Section 83 of the Tax Code, on the other hand, provides that companies deducting stock option expenses on their tax returns use the value realized when the stock options are exercised, an event which often occurs years after the options were granted. These tax rules, essentially unchanged since 1969, have yet to be coordinated with the new accounting rules.

This stock option data, compiled by the IRS at Levin’s request, is taken from four years of M-3 tax return schedules, from 2005 to 2008, filed by large corporations required to explain the differences between what they report on their tax returns versus what they report on financial statements. The latest data is taken from M-3 schedules covering corporate year-end tax returns filed between July 1, 2007, and June 30, 2008. The IRS determined that corporations deducted a total of $86 billion during the year, exceeding the stock option expenses recorded on their books by $52 billion.

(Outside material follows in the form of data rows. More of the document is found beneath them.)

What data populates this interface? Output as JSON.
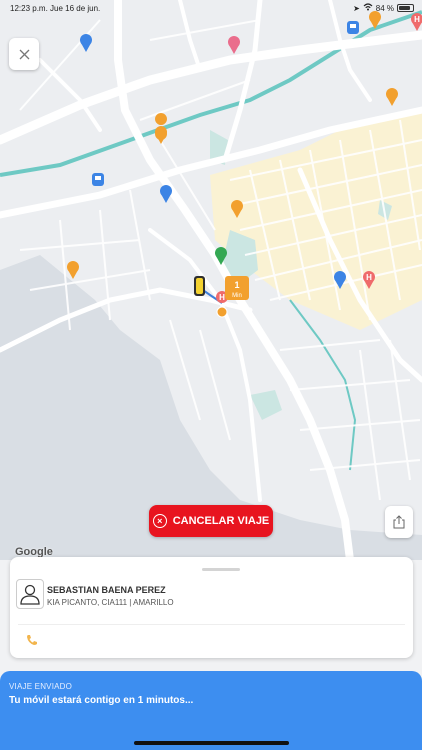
{
  "status_bar": {
    "time": "12:23 p.m.",
    "date": "Jue 16 de jun.",
    "battery": "84 %",
    "battery_level": 0.84
  },
  "map": {
    "google_label": "Google",
    "eta_marker": {
      "value": "1",
      "unit": "Min"
    },
    "colors": {
      "land": "#eceef1",
      "road": "#ffffff",
      "water": "#d6dce2",
      "river": "#6ec9c4",
      "urban": "#faf2d3",
      "park": "#cbe6e2",
      "route": "#3f7fd8",
      "pin_food": "#f2a02e",
      "pin_transit": "#3c84e5",
      "pin_health": "#ef6b6b",
      "pin_shop": "#ea6d8c",
      "pin_park": "#34a853"
    },
    "icons": [
      "close-icon",
      "share-icon",
      "car-icon",
      "hospital-icon",
      "restaurant-icon",
      "bus-icon",
      "bar-icon"
    ]
  },
  "actions": {
    "cancel_label": "CANCELAR VIAJE"
  },
  "driver": {
    "name": "SEBASTIAN BAENA PEREZ",
    "vehicle": "KIA PICANTO, CIA111 | AMARILLO"
  },
  "trip": {
    "status": "VIAJE ENVIADO",
    "message": "Tu móvil estará contigo en 1 minutos..."
  },
  "theme": {
    "cancel_color": "#e8141f",
    "banner_color": "#3d8ef0"
  }
}
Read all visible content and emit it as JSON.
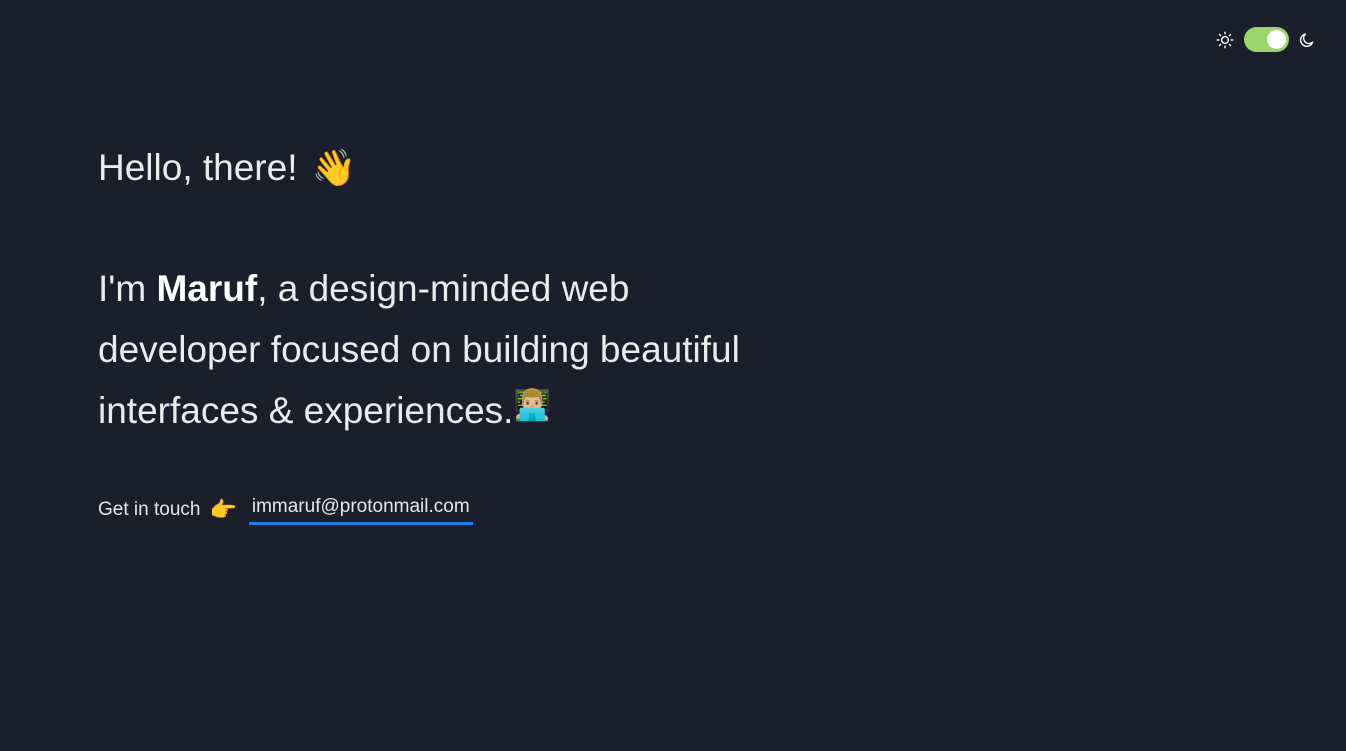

The IRS also found that the $52 billion stock option book-tax difference was the largest single factor in reported corporate book-tax differences that year. In addition, the IRS data showed that 72 percent of the $52 billion in excess stock option tax deductions were claimed by only 250 corporations.

“Requiring companies to limit their stock option tax deductions to the amount of stock option expenses shown on their books would eliminate billions of dollars in unwarranted corporate tax deductions each year,” said Levin. “Eliminating unwarranted and excessive corporate stock option deductions would likely produce as much as $5 to $10 billion annually, and perhaps as much as $15 billion, in additional corporate tax revenues that we can’t afford to lose. It makes no sense to have two sets of rules for expensing stock options for accounting and tax purposes, and it makes no sense for taxpayers to be subsidizing stock option pay for corporate executives.”

In addition to revising the corporate tax deduction for stock options, the Levin-McCain bill would subject stock option pay for top corporate executives to the existing $1 million cap on the tax deductions that publicly traded corporations can now claim for executive pay under Section 162(m) of the Tax Code.